O artigo 1º trata do objetivo deste Fórum e encontra-se transcrito
a seguir:
[...] com o
objetivo de conscientizar e mobilizar a sociedade para a discussão
e tomada de posição sobre os problemas decorrentes da mudança
do clima por gases de efeito estufa, bem como sobre o Mecanismo de Desenvolvimento
Limpo (CDM) definido no Artigo 12 do Protocolo de Kyoto à Convenção-Quadro
das Nações Unidas sobre Mudança do Clima, ratificada
pelo Congresso Nacional por meio do Decreto Legislativo no 1, de 3 de fevereiro
de 1994.
A "Convenção
sobre Diversidade Biológica" foi adotada durante a "Rio-92" e entrou
em vigor em dezembro de 1993. Está estruturada em três pontos:
a conservação, o uso sustentável, e, a repartição
dos benefícios decorrentes da correta utilização dos
componentes da biodiversidade. O Brasil a ratificou em julho de 1994, e,
segundo Bensunsan (2002), possui uma forte presença na Convenção.
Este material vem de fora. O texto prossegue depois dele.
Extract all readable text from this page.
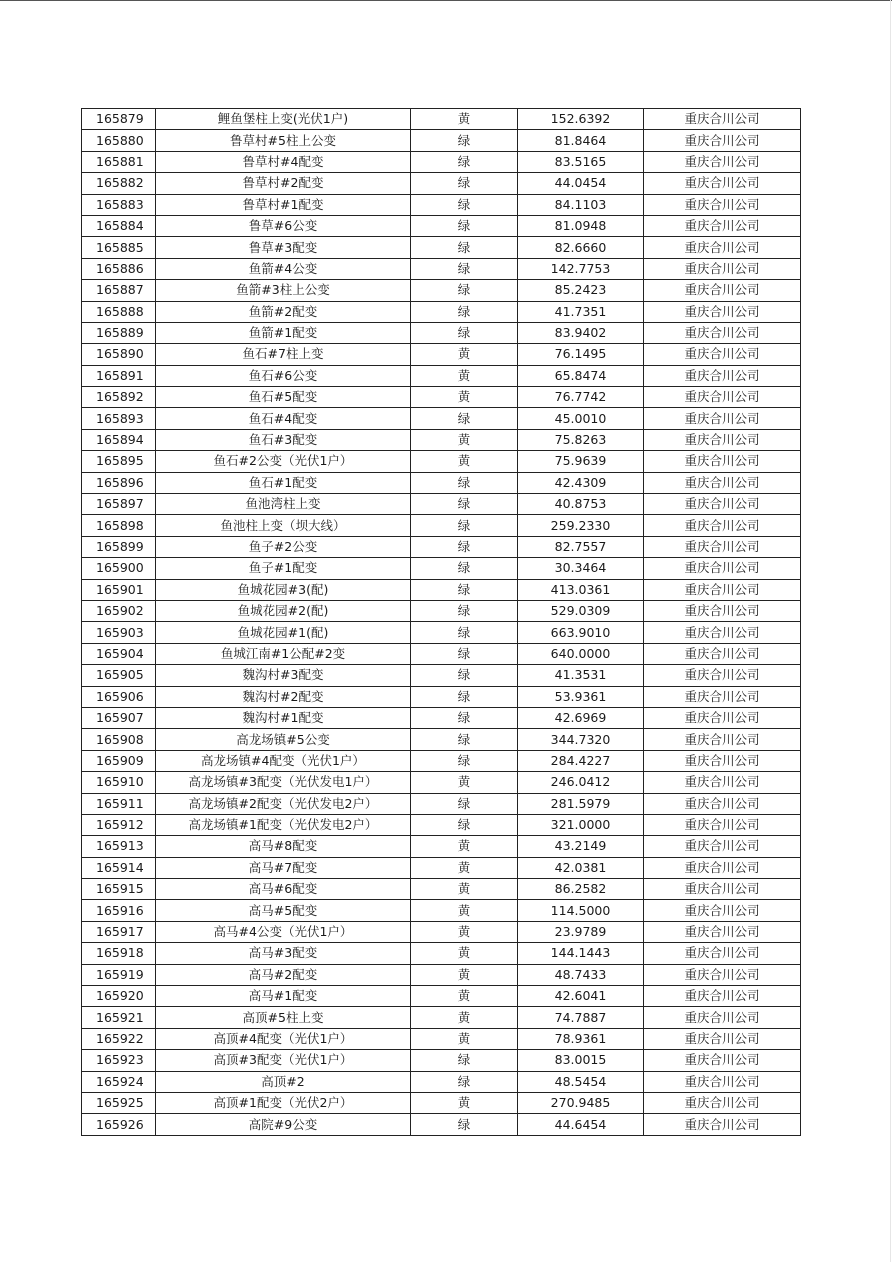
165879	鲤鱼堡柱上变(光伏1户)	黄	152.6392	重庆合川公司
165880	鲁草村#5柱上公变	绿	81.8464	重庆合川公司
165881	鲁草村#4配变	绿	83.5165	重庆合川公司
165882	鲁草村#2配变	绿	44.0454	重庆合川公司
165883	鲁草村#1配变	绿	84.1103	重庆合川公司
165884	鲁草#6公变	绿	81.0948	重庆合川公司
165885	鲁草#3配变	绿	82.6660	重庆合川公司
165886	鱼箭#4公变	绿	142.7753	重庆合川公司
165887	鱼箭#3柱上公变	绿	85.2423	重庆合川公司
165888	鱼箭#2配变	绿	41.7351	重庆合川公司
165889	鱼箭#1配变	绿	83.9402	重庆合川公司
165890	鱼石#7柱上变	黄	76.1495	重庆合川公司
165891	鱼石#6公变	黄	65.8474	重庆合川公司
165892	鱼石#5配变	黄	76.7742	重庆合川公司
165893	鱼石#4配变	绿	45.0010	重庆合川公司
165894	鱼石#3配变	黄	75.8263	重庆合川公司
165895	鱼石#2公变（光伏1户）	黄	75.9639	重庆合川公司
165896	鱼石#1配变	绿	42.4309	重庆合川公司
165897	鱼池湾柱上变	绿	40.8753	重庆合川公司
165898	鱼池柱上变（坝大线）	绿	259.2330	重庆合川公司
165899	鱼子#2公变	绿	82.7557	重庆合川公司
165900	鱼子#1配变	绿	30.3464	重庆合川公司
165901	鱼城花园#3(配)	绿	413.0361	重庆合川公司
165902	鱼城花园#2(配)	绿	529.0309	重庆合川公司
165903	鱼城花园#1(配)	绿	663.9010	重庆合川公司
165904	鱼城江南#1公配#2变	绿	640.0000	重庆合川公司
165905	魏沟村#3配变	绿	41.3531	重庆合川公司
165906	魏沟村#2配变	绿	53.9361	重庆合川公司
165907	魏沟村#1配变	绿	42.6969	重庆合川公司
165908	高龙场镇#5公变	绿	344.7320	重庆合川公司
165909	高龙场镇#4配变（光伏1户）	绿	284.4227	重庆合川公司
165910	高龙场镇#3配变（光伏发电1户）	黄	246.0412	重庆合川公司
165911	高龙场镇#2配变（光伏发电2户）	绿	281.5979	重庆合川公司
165912	高龙场镇#1配变（光伏发电2户）	绿	321.0000	重庆合川公司
165913	高马#8配变	黄	43.2149	重庆合川公司
165914	高马#7配变	黄	42.0381	重庆合川公司
165915	高马#6配变	黄	86.2582	重庆合川公司
165916	高马#5配变	黄	114.5000	重庆合川公司
165917	高马#4公变（光伏1户）	黄	23.9789	重庆合川公司
165918	高马#3配变	黄	144.1443	重庆合川公司
165919	高马#2配变	黄	48.7433	重庆合川公司
165920	高马#1配变	黄	42.6041	重庆合川公司
165921	高顶#5柱上变	黄	74.7887	重庆合川公司
165922	高顶#4配变（光伏1户）	黄	78.9361	重庆合川公司
165923	高顶#3配变（光伏1户）	绿	83.0015	重庆合川公司
165924	高顶#2	绿	48.5454	重庆合川公司
165925	高顶#1配变（光伏2户）	黄	270.9485	重庆合川公司
165926	高院#9公变	绿	44.6454	重庆合川公司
A equipe brasileira apresentou, em 1996, proposta relativa à redução
dos impactos da agricultura sobre a diversidade biológica, com efeitos
positivos nas recomendações posteriores sobre o tema; porém,
não concorda com restrições internacionais e acordos
em relação à biodiversidade florestal, emperrando
o andamento da questão.
O "Programa
Nacional da Diversidade Biológica" (PRONABIO) foi instituído
em dezembro de 1994 através do Decreto Presidencial nº 1.354
como o principal instrumento para a implementação da referida
Convenção. Em agosto de 2002 foi assinado o Decreto nº
4.339, instituindo os princípios e diretrizes para a implementação
da "Política Nacional da Biodiversidade", considerada, segundo o
MMA (2002), como uma Estratégia Nacional de Biodiversidade.
Em relação
à gestão ambiental urbana, passou-se a dar maior importância
às experiências bem sucedidas dos municípios, que se
tornaram exemplo para os demais. Podem ser citados como instrumentos de
incentivo, divulgação e capacitação, que buscam
novas soluções de baixo custo e resultados imediatos para
o aumento da qualidade ambiental local:
Centro
de Referência e Gestão Ambiental para Assentamento Humano:
administrado pela Universidade Livre do Meio-Ambiente (UNILIVRE), com apoio
do MMA;
Programa
Caixa - Melhores Práticas: parceria entre a Caixa Econômica
Federal e o Instituto de Administração Municipal (IBAM);
Programa
de Gestão Ambiental Urbana: parceria entre o MMA, Cooperação
Técnica Alemã, e IBAM.
O desenvolvimento
da elaboração da Agenda 21 Nacional [4],
e os processos de construção e de implantação
das Agendas 21 Locais em diversos municípios brasileiros,
agregaram a população em torno das discussões sobre
as demandas, prioridades e mudanças a serem efetivadas em seu habitat.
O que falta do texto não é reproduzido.